Différence entre fascisme et totalitarisme

15 août 2003

J’ai essayé de dire plusieurs fois à quel point le fascisme et le totalitarisme n’étaient pas du tout la même chose. Ce que je vais vous dire peut vous paraître un peu mystique : le fascisme est typiquement un processus, ou une ligne de fuite, qui tourne immédiatement en ligne mortuaire : mort des autres et mort de soi-même. Tous les fascistes l’ont toujours dit : le fascisme implique fondamentalement, contrairement au totalitarisme, l’idée d’un mouvement perpétuel sans objet ni but. D’une certaine manière, on peut dire que « le mouvement perpétuel sans objet ni but » définit ce qu’est un processus. En effet, le processus c’est un mouvement qui n’a ni objet ni but, ou plus précisément, qui n’a qu’un seul objet : son propre accomplissement, c’est-à-dire l’émission des flux qui lui correspondent. Mais voilà qu’apparaît le fascisme lorsque ce mouvement sans but et sans objet devient mouvement de la pure destruction - étant entendu que l’on fera mourir les autres, et que sa propre mort couronnera celle des autres.
Ce que je dis là du fascisme peut donc vous paraître tout à fait mystique, mais en fait des analyses concrètes confirment très fort mes propos. Un des meilleurs livre sur le fascisme, que j’ai déjà cité, est celui de Arendt ; où elle propose une longue analyse de ces institutions, et montre assez que le fascisme ne peut vivre que par l’idée d’une espèce de mouvement qui se reproduit sans cesse, et qui s’accélère. Au point que, dans l’histoire du fascisme, plus la guerre risque d’être perdue pour les fascistes, plus se fait l’exaspération et l’accélération de la guerre, jusqu’au fameux dernier télégramme d’Hitler qui ordonne la destruction du peuple.
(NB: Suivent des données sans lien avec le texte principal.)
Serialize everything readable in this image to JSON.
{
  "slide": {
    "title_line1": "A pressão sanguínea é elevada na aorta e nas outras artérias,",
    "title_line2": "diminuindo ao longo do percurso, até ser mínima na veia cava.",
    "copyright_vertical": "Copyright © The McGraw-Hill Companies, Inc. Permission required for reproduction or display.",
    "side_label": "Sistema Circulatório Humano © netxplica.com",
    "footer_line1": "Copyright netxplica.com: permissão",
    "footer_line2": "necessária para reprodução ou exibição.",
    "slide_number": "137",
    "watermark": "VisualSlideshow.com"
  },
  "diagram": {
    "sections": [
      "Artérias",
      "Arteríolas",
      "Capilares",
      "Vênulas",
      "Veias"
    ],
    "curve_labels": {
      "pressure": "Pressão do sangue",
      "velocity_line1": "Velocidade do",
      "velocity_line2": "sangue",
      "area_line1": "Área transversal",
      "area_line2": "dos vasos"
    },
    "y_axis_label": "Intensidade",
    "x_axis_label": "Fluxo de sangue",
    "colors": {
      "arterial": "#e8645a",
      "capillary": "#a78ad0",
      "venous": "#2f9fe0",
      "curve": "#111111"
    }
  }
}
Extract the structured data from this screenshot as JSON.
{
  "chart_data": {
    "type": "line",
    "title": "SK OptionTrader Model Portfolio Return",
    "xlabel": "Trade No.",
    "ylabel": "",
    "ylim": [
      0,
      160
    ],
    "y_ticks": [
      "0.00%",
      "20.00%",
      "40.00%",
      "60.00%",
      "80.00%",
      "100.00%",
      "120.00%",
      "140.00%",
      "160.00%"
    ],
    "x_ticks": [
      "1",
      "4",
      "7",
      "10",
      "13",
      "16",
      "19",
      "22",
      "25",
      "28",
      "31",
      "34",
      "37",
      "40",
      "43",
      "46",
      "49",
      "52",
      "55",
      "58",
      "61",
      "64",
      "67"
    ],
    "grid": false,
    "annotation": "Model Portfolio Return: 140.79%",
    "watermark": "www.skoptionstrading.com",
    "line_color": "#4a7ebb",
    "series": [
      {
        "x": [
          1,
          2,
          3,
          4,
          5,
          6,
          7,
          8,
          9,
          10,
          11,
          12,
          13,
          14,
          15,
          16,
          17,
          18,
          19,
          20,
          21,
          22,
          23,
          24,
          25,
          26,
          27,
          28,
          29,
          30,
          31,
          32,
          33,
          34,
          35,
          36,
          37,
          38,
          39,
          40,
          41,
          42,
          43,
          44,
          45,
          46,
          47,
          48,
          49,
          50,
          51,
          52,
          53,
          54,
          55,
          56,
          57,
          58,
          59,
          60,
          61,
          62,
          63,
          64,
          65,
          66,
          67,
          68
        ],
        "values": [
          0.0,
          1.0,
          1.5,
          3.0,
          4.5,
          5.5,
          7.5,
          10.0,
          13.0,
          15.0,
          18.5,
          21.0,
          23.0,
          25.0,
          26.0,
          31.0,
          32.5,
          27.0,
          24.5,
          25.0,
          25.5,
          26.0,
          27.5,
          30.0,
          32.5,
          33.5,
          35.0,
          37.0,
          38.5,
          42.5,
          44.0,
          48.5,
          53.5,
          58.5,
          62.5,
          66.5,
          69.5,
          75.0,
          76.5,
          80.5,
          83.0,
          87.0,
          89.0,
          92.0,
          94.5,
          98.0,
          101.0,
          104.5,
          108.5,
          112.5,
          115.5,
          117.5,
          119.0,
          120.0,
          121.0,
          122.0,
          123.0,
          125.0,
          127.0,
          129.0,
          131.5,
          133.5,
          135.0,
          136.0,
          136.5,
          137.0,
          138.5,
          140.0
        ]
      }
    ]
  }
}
Cela commencera par la destruction de la mort des autres, mais il est entendu que viendra l’heure de notre propre mort. Et bien cela, les discours de Goebbels le disent dès le début. Alors bien sûr, on peut toujours dire : « propagande (!) ». A ce moment là, ce qui m’intéresse ici c’est de savoir pourquoi la propagande était orientée dans ce sens, dès le début. Ce qui est complètement différent d’un régime totalitaire.
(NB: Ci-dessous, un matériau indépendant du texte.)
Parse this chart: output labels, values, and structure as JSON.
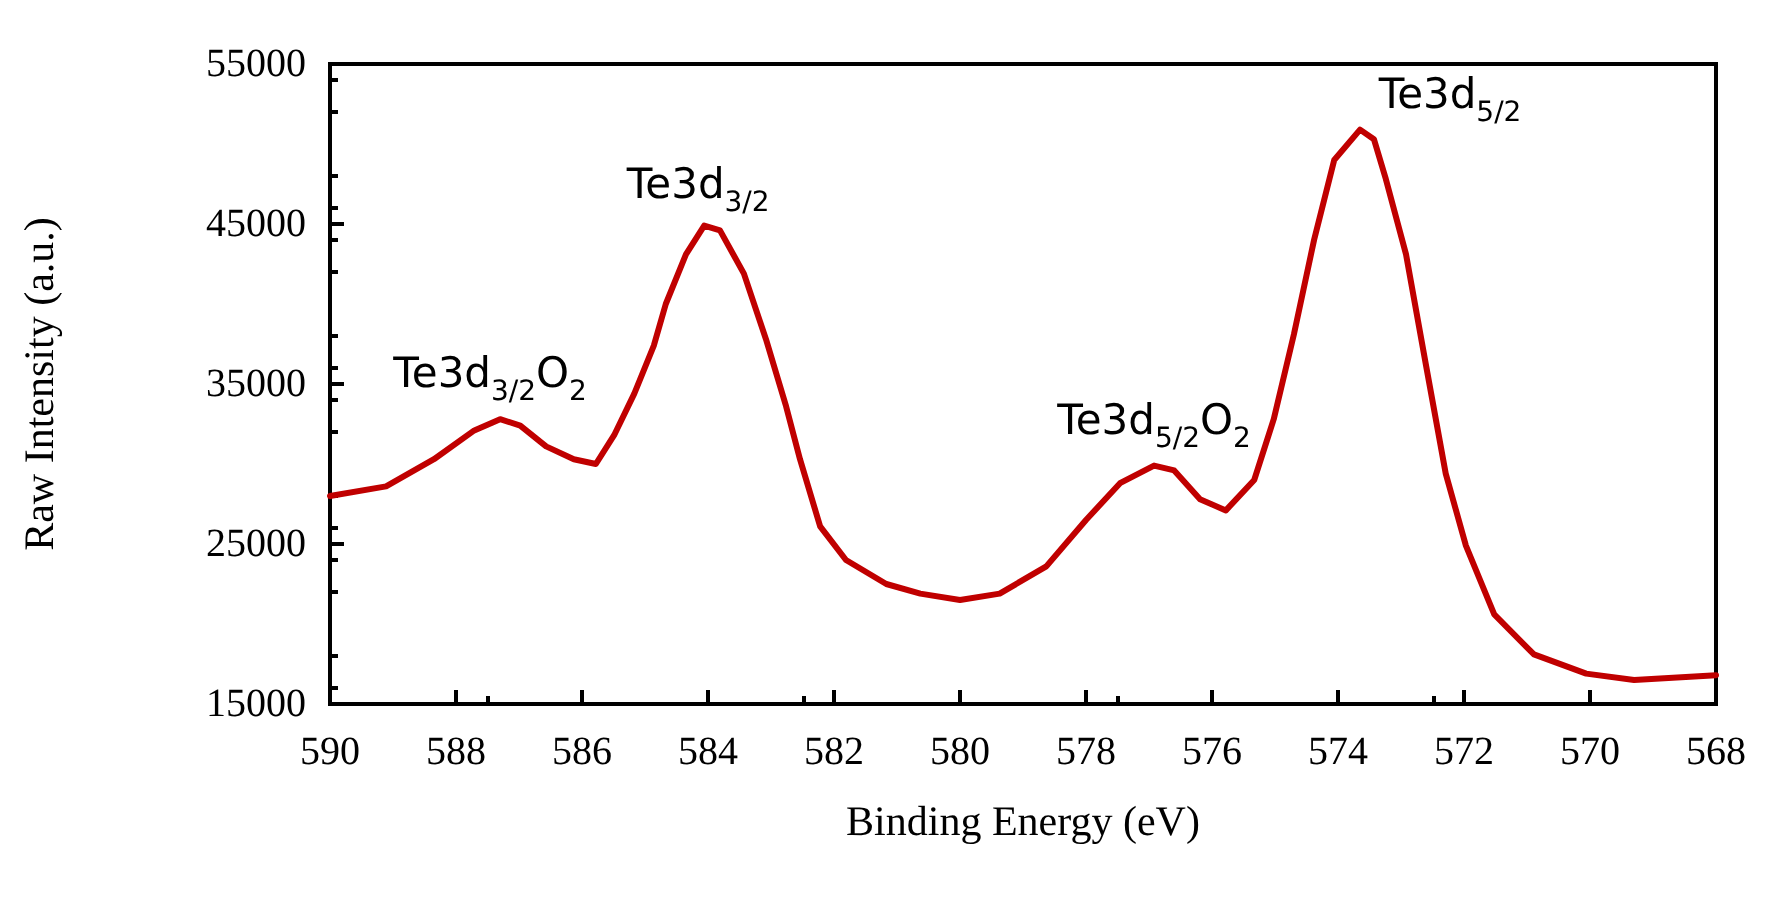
{
  "chart_data": {
    "type": "line",
    "xlabel": "Binding Energy (eV)",
    "ylabel": "Raw Intensity (a.u.)",
    "x": [
      590,
      589.11,
      588.35,
      587.71,
      587.3,
      586.98,
      586.57,
      586.13,
      585.78,
      585.49,
      585.17,
      584.86,
      584.67,
      584.35,
      584.06,
      583.81,
      583.43,
      583.08,
      582.76,
      582.54,
      582.22,
      581.81,
      581.17,
      580.63,
      580.0,
      579.37,
      578.63,
      578.0,
      577.46,
      576.92,
      576.6,
      576.19,
      575.78,
      575.33,
      575.02,
      574.7,
      574.38,
      574.06,
      573.65,
      573.43,
      573.24,
      572.92,
      572.6,
      572.29,
      571.97,
      571.52,
      570.89,
      570.06,
      569.3,
      568.0
    ],
    "series": [
      {
        "color": "#c00000",
        "values": [
          28000,
          28600,
          30300,
          32100,
          32800,
          32400,
          31100,
          30300,
          30000,
          31800,
          34400,
          37400,
          40000,
          43100,
          44900,
          44600,
          41900,
          37800,
          33600,
          30300,
          26100,
          24000,
          22500,
          21900,
          21500,
          21900,
          23600,
          26500,
          28800,
          29900,
          29600,
          27800,
          27100,
          29000,
          32800,
          38100,
          44000,
          49000,
          50900,
          50300,
          47800,
          43100,
          36100,
          29400,
          24900,
          20600,
          18100,
          16900,
          16500,
          16800
        ]
      }
    ],
    "xlim": [
      590,
      568
    ],
    "xticks": [
      590,
      588,
      586,
      584,
      582,
      580,
      578,
      576,
      574,
      572,
      570,
      568
    ],
    "ylim": [
      15000,
      55000
    ],
    "yticks": [
      15000,
      25000,
      35000,
      45000,
      55000
    ],
    "grid": false,
    "marker": "none",
    "line_style": "solid",
    "annotations": [
      {
        "text": "Te3d$_{3/2}$O$_{2}$",
        "x": 587.3,
        "y": 32800
      },
      {
        "text": "Te3d$_{3/2}$",
        "x": 584.06,
        "y": 44900
      },
      {
        "text": "Te3d$_{5/2}$O$_{2}$",
        "x": 576.92,
        "y": 29900
      },
      {
        "text": "Te3d$_{5/2}$",
        "x": 573.65,
        "y": 50900
      }
    ]
  }
}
Revenons à une des raisons historiques importantes . Pourquoi les américains - encore une fois - et même l’Europe, n’ont-ils pas fait alliance avec le fascisme ? Ce n’est pas la moralité ni le souci de la liberté qui les a entraînés dans leur choix . Pourquoi ont-ils préféré s’allier à la Russie, et au régime stalinien ? Régime que l’on peut appeler : « régime totalitaire » mais certainement pas « régime de type fasciste ». C’est très différent. C’est évidemment parce que le fascisme n’existe que par cette exaspération du mouvement, et que cette « exaspération du mouvement » ne pouvait pas donner de garantie suffisante ; ce qui explique, il me semble, la méfiance à l’égard du fascisme au niveau des gouvernements et des Etats qui, pendant la guerre, ont fait l’Alliance. Il y a toujours un fascisme potentiel là où une ligne de fuite tourne en ligne de mort.